Le salarié vend sa force de travail au propriétaire de la terre, des usines, des instruments de production. L'ouvrier emploie une partie de la journée de travail à couvrir les frais de son entretien et de celui de sa famille (le salaire) ; l'autre partie, à travailler gratuitement, en créant pour le capitaliste la « plus-value », source de profit, source de richesse pour la classe capitaliste.

Lénine, 1946[2], p. 66, je souligne.

FondamentalUn changement de paradigme ?

Zuboff voit une rupture dans les schémas capitalistes classiques.

Cette nouvelle forme de marché part du principe que servir les besoins réels des individus est moins lucratif, donc moins important, que vendre des prédictions de leur comportement.

Zuboff, 2019[3]

AttentionIl n'y a pas de rupture

L'économie de la surveillance trouve déjà ses racines dans les années 1960, avec l'informatisation naissante. Le potentiel des gains pour les grandes firmes s'est « simplement » multiplié avec la pénétration des objets numériques.

Zuboff s'inscrit dans le courant des surveillance studies, qui, depuis les années 1970, participent à construire une représentation synthétique de ce que nous nommons aujourd'hui le capitalisme de surveillance [...] [Sa méthode] l'empêche de traduire sa réflexion en une critique du capitalisme, alors que son constat devrait la conduire logiquement à une déconstruction des principes d'accumulation capitalistes qui président à cette dynamique qu'elle dénonce.

Masutti, 2020[4], p. 393.

La logique d'accumulation propre au capitalisme s'est accommodé du numérique, comme analysé depuis 1970 dans le champ des surveillance studies ( Masutti, 2020[4], p. 393).

RemarquePour un capitalisme vertueux et symétrique

Zuboff croit qu'il est possible de réconcilier le capitalisme de surveillance et la démocratie libérale.

S’il doit y avoir bataille, que ce soit une bataille pour le capitalisme. Que l’on insiste sur le fait que le capitalisme de surveillance à l’état brut constitue une menace autant pour la société que pour le capitalisme lui-même. [...] Le capitalisme de surveillance repose sur le social, et c’est uniquement dans et par le biais d’une action sociale collective que la promesse, plus large, d’un capitalisme de l’information aligné sur une troisième modernité florissante peut être revendiquée.

Zuboff, 2020[1], ccl partie 1.

En évoquant la « mutation » au sein du « capitalisme informationnel » et un « vaccin » à appliquer contre le capitalisme de surveillance, Zuboff croit clairement qu'une alternative capitaliste plus humaine est possible. Il suffit simplement d'abandonner la modification comportementale.

Morozov, 2019[5], XIV.

AttentionRéductionnisme à l'économie de la donnée

Le concept de capitalisme de surveillance est développé par Foster et McChesney, 2014[6], qui ne sont pourtant pas cités par Zuboff. Ceux-ci lui reprochent d'avoir dévoyé le concept.

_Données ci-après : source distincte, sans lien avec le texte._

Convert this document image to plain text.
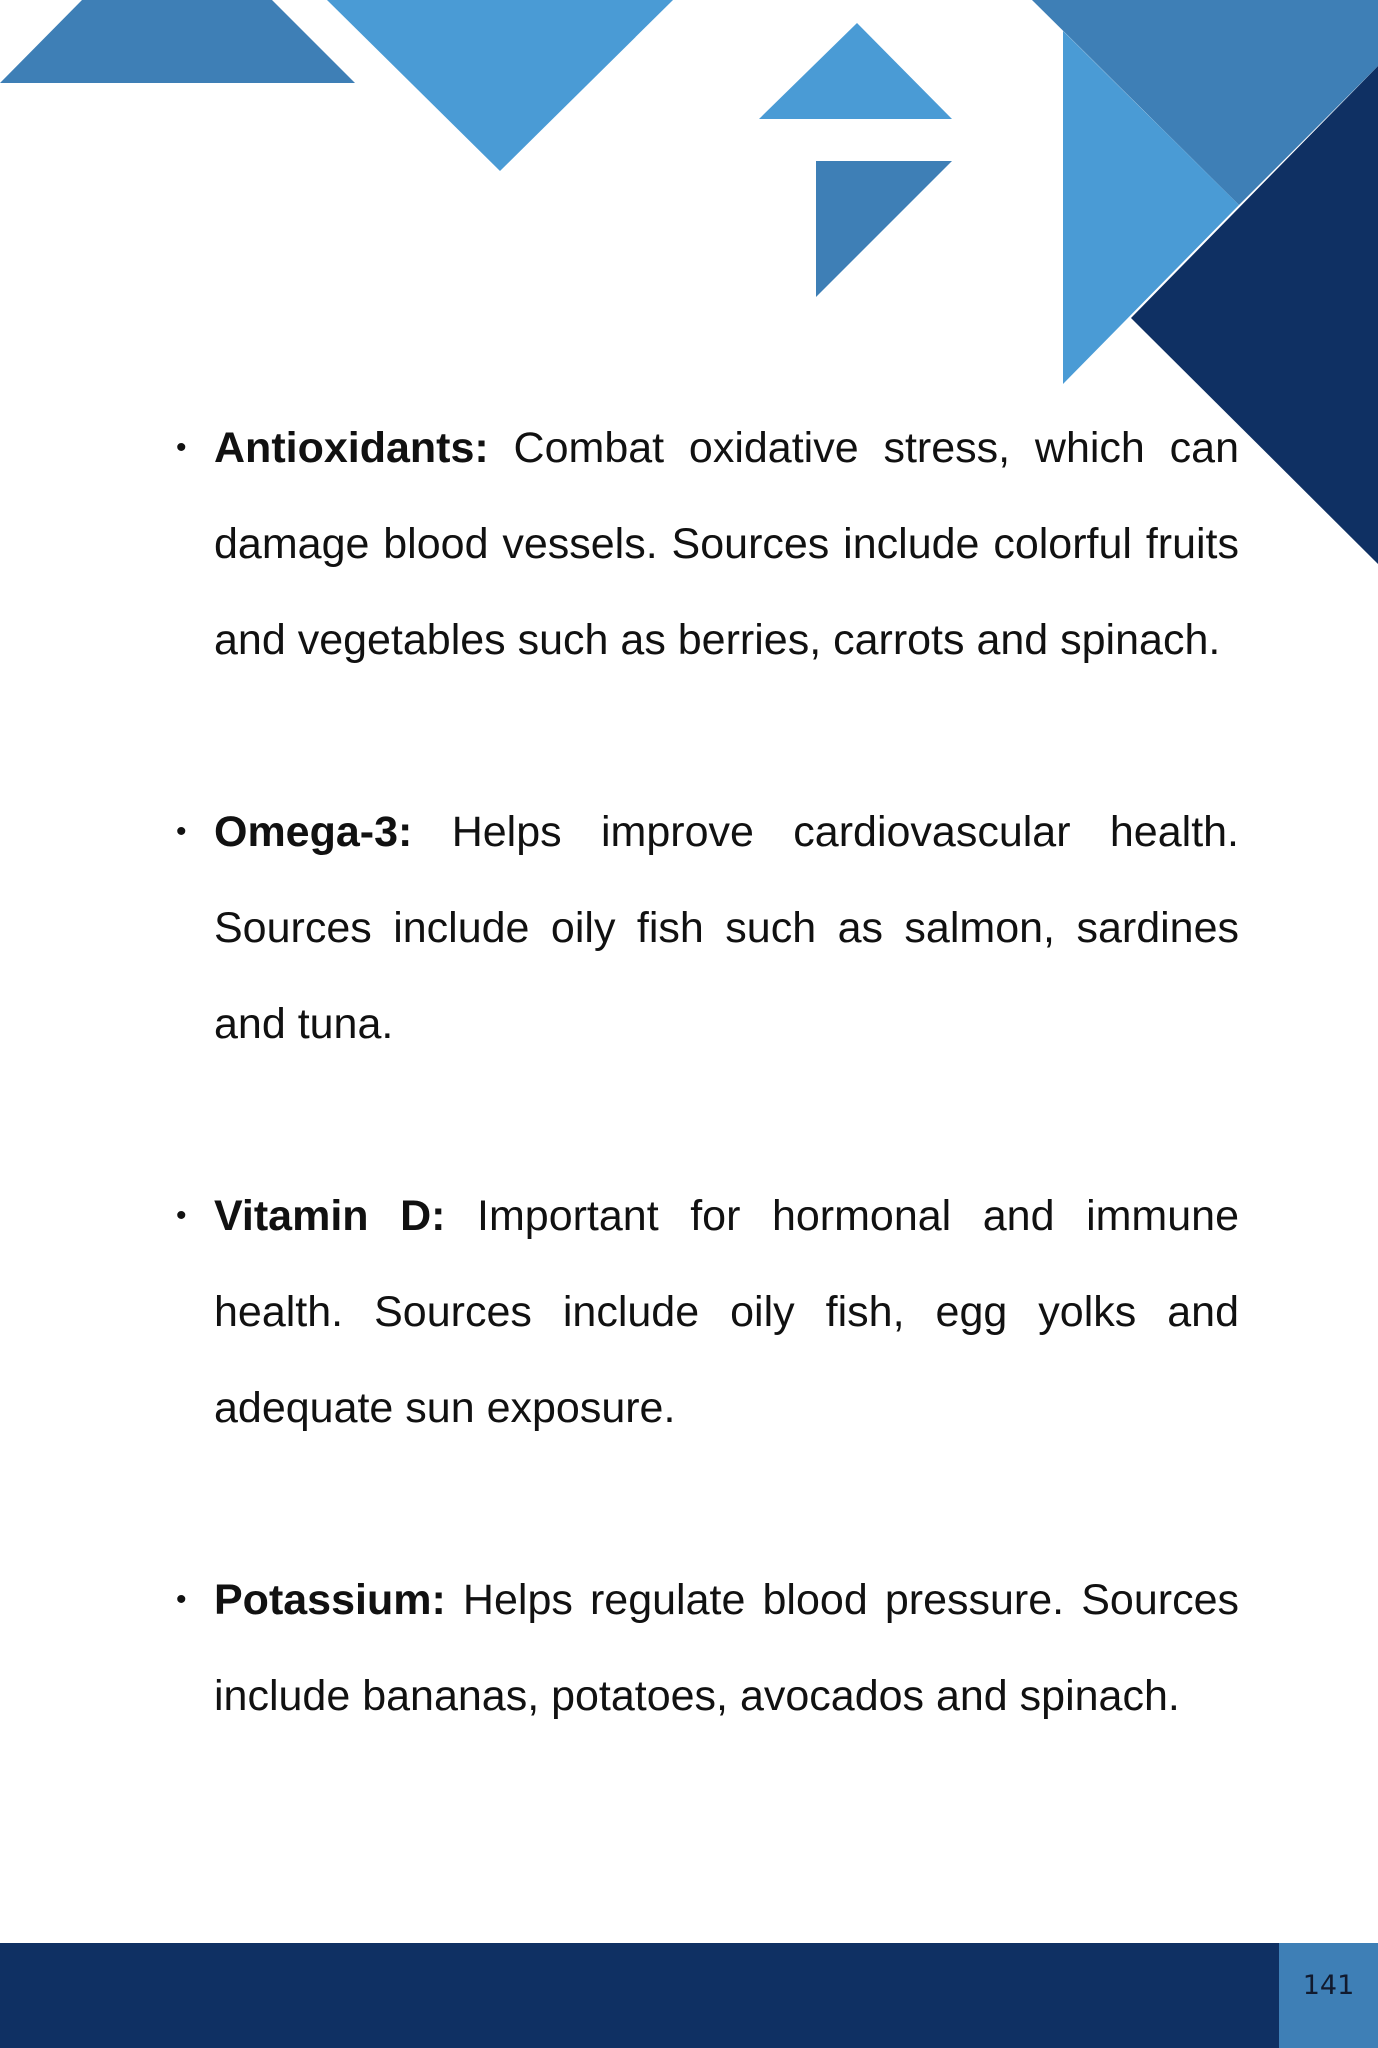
• Antioxidants: Combat oxidative stress, which can damage blood vessels. Sources include colorful fruits and vegetables such as berries, carrots and spinach.
• Omega-3: Helps improve cardiovascular health. Sources include oily fish such as salmon, sardines and tuna.
• Vitamin D: Important for hormonal and immune health. Sources include oily fish, egg yolks and adequate sun exposure.
• Potassium: Helps regulate blood pressure. Sources include bananas, potatoes, avocados and spinach.
141
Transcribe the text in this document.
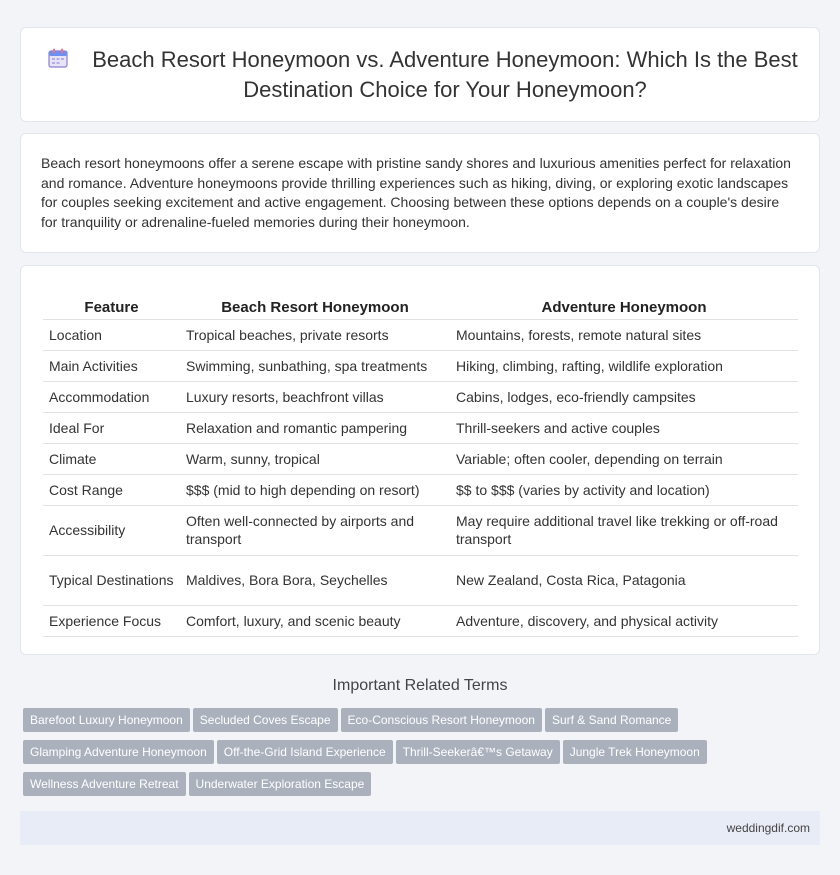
Beach Resort Honeymoon vs. Adventure Honeymoon: Which Is the Best Destination Choice for Your Honeymoon?

Beach resort honeymoons offer a serene escape with pristine sandy shores and luxurious amenities perfect for relaxation and romance. Adventure honeymoons provide thrilling experiences such as hiking, diving, or exploring exotic landscapes for couples seeking excitement and active engagement. Choosing between these options depends on a couple's desire for tranquility or adrenaline-fueled memories during their honeymoon.

Feature	Beach Resort Honeymoon	Adventure Honeymoon
Location	Tropical beaches, private resorts	Mountains, forests, remote natural sites
Main Activities	Swimming, sunbathing, spa treatments	Hiking, climbing, rafting, wildlife exploration
Accommodation	Luxury resorts, beachfront villas	Cabins, lodges, eco-friendly campsites
Ideal For	Relaxation and romantic pampering	Thrill-seekers and active couples
Climate	Warm, sunny, tropical	Variable; often cooler, depending on terrain
Cost Range	$$$ (mid to high depending on resort)	$$ to $$$ (varies by activity and location)
Accessibility	Often well-connected by airports and transport	May require additional travel like trekking or off-road transport
Typical Destinations	Maldives, Bora Bora, Seychelles	New Zealand, Costa Rica, Patagonia
Experience Focus	Comfort, luxury, and scenic beauty	Adventure, discovery, and physical activity
Important Related Terms
Barefoot Luxury Honeymoon Secluded Coves Escape Eco-Conscious Resort Honeymoon Surf & Sand Romance
Glamping Adventure Honeymoon Off-the-Grid Island Experience Thrill-Seekerâ€™s Getaway Jungle Trek Honeymoon
Wellness Adventure Retreat Underwater Exploration Escape
weddingdif.com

[Zuboff a] défini le capitalisme de surveillance de façon plus réductrice comme un système dans lequel la surveillance de la population est un procédé qui permet d'acquérir des informations qui peuvent ensuite être monétisées et vendues. [...] Mais un tel point de vue a en réalité dissocié le capitalisme de surveillance de l'analyse de classe et de la structure politico-économique globale du capitalisme - comme si la surveillance pouvait être abstraite du capital monopolistique financier dans son ensemble. De plus, elle a largement éludé la question de la relation symbiotique entre les compagnies militaires et privées - principalement en marketing, finance, haute technologie et contrats de défense.

Foster et Yates, 2018[7]

AttentionLa surveillance dépasse la modification comportementale

Zuboff, à travers le capitalisme de surveillance, critique en réalité la manipulation des comportements.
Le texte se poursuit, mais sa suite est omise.